“You're really not going to like it..."
How long until "neuralware" becomes the new "vaporware"?
Corporate funding splurged on AI technology is expected to grow to $120bn by 2025 in the US, a yearly increase of 26 percent over the next four financial years, according to IDC. The two largest industries ramping up investments in machine learning are retail and banking, according to the market research firm. Together they …
"Online services like fraud analysis or threat intelligence are some of the areas that are expected to become increasingly powered by AI, and these capabilities were already previously handled by software"
And they will continue to be. Just slapping AI on the process doesn't make it AI. Fraud analysis is not entirely easy, but if you think that a statistical analysis machine is going to erase fraud I have a bridge to sell you.
I have had a training course in detecting fraudulent activity, mandated by one of the clients I work for. It is . . . complicated. I'm not convinced that an "AI" is going to do any better than what is in place at the moment.
But hey, banks have money. If they want to waste it on this, good for anyone who gets the deal.

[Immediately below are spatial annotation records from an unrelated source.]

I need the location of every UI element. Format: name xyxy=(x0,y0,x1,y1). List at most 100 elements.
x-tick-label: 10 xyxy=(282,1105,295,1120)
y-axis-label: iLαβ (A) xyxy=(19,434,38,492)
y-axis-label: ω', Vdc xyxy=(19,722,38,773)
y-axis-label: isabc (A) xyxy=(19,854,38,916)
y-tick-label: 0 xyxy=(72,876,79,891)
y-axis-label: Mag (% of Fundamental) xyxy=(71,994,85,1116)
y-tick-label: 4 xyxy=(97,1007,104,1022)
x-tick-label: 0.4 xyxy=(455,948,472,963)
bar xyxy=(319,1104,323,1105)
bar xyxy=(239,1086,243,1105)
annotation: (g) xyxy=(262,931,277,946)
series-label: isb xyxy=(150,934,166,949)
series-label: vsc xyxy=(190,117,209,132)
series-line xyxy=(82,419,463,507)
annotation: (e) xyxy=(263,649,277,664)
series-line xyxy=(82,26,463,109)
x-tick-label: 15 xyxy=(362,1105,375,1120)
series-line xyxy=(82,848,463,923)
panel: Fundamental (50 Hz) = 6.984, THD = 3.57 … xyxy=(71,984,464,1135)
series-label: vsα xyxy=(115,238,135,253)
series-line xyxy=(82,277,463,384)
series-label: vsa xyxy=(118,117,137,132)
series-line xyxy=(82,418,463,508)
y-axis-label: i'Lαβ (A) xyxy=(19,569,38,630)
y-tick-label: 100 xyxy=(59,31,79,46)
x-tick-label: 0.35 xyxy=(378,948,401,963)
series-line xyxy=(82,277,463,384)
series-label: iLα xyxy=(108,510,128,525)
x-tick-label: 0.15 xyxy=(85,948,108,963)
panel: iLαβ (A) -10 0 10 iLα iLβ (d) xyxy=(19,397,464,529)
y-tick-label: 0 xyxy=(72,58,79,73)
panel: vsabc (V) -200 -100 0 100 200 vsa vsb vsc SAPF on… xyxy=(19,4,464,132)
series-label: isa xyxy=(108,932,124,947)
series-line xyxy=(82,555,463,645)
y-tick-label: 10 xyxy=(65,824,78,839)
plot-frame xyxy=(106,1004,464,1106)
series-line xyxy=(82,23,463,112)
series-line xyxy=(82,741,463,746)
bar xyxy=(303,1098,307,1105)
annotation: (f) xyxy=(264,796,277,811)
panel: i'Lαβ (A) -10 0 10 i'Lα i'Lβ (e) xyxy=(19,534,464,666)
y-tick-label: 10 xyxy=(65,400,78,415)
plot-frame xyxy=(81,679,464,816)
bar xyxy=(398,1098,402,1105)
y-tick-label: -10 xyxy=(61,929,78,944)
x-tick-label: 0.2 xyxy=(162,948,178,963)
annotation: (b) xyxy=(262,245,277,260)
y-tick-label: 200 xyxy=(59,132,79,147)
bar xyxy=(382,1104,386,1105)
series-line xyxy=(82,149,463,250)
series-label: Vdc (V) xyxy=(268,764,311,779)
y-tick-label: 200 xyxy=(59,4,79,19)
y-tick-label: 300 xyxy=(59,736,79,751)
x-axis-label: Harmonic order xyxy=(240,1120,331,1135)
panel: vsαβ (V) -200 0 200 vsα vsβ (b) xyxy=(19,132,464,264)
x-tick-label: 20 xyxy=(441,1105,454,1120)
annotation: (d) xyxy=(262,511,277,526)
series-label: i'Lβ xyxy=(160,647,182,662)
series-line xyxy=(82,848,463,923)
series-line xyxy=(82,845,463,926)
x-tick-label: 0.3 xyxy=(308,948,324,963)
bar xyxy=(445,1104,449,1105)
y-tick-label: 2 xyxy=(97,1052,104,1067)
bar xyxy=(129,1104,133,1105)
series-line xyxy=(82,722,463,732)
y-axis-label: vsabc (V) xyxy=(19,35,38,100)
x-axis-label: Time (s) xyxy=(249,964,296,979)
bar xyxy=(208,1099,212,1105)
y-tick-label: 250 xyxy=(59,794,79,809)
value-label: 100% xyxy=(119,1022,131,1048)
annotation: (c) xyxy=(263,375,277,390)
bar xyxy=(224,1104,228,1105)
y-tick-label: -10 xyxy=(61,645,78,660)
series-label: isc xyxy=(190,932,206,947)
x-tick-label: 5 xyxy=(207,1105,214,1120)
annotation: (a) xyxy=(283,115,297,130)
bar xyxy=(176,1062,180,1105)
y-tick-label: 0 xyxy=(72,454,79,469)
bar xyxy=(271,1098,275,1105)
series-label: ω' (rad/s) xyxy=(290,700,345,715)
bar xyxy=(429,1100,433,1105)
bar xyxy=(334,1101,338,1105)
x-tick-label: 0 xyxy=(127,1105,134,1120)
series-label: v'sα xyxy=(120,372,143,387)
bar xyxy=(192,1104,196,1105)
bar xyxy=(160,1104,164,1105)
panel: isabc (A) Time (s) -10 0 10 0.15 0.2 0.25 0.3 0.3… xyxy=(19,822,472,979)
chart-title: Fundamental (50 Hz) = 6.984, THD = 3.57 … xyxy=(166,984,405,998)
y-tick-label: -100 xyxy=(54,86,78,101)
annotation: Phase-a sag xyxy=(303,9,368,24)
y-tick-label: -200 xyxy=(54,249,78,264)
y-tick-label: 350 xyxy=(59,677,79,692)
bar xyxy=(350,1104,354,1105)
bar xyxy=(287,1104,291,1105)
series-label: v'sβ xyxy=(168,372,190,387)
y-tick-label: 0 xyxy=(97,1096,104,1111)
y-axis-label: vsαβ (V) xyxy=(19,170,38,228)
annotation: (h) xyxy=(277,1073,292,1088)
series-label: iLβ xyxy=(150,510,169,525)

More software making THE WRONG decisions for me. They already have advertising "AI" that seems to want to sell me stuff for which I have no need or want, and that I will never ever need or want no matter how many times they push the ad at me. In fact, their "algorithms" and "AI" seem to have a lower hit rate with me than purely random adverts as they always seem to want to sell me something that I just bought. I find advertising in general seems to be 99.99% miss meaning that there is a vast amount of data whizzing around out there for the occasional hit. Wait, that reminds me of something,... could it be,... scam emails? <LOL>
So far I am utterly unimpressed with the marketing scam that is so called "AI". I see lots of machine learning going on but zero evidence of any real intelligence behind them. However, the same could be said of most of Homo Sapiens <sigh>.